The report revealed that there were more individuals receiving pension benefits—33,907 claimants in 2006—than workers in the city—28,701.[12] The authors of the study recommend three steps towards addressing the problem of high costs in pensions.[12] First, improve data collection so that decision-making in terms of pension policies is more informed. Second, promote transparency for better accountability to citizens. Third, reduce costs and use the savings for developing Philadelphia.

Resistance to public employee salary data as public records

The idea of making public employee salaries is relatively new. In 2008, several local government employee associations and unions protested the posting of state employee salaries by newspaper The Sacramento Bee.[13][14] At the time, it was seen as a safety risk and invasion of privacy.

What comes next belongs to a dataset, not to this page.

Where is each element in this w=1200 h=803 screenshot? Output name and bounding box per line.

Sunshine Review aims in posting salary information

Publicly posted salaries often leave out important information. Salary schedules can be published as ranges, not as specific take-home compensation, and high-level, highly-paid positions are often not disclosed proactively.[10][9] Additionally, salaries leave out compensation received through health and retirement benefits, as well as benefits such as commuter allowances and cell phone reimbursements. This project aimed to close the gap and provide a more accurate picture of public employee salaries for the sake of public education and transparency.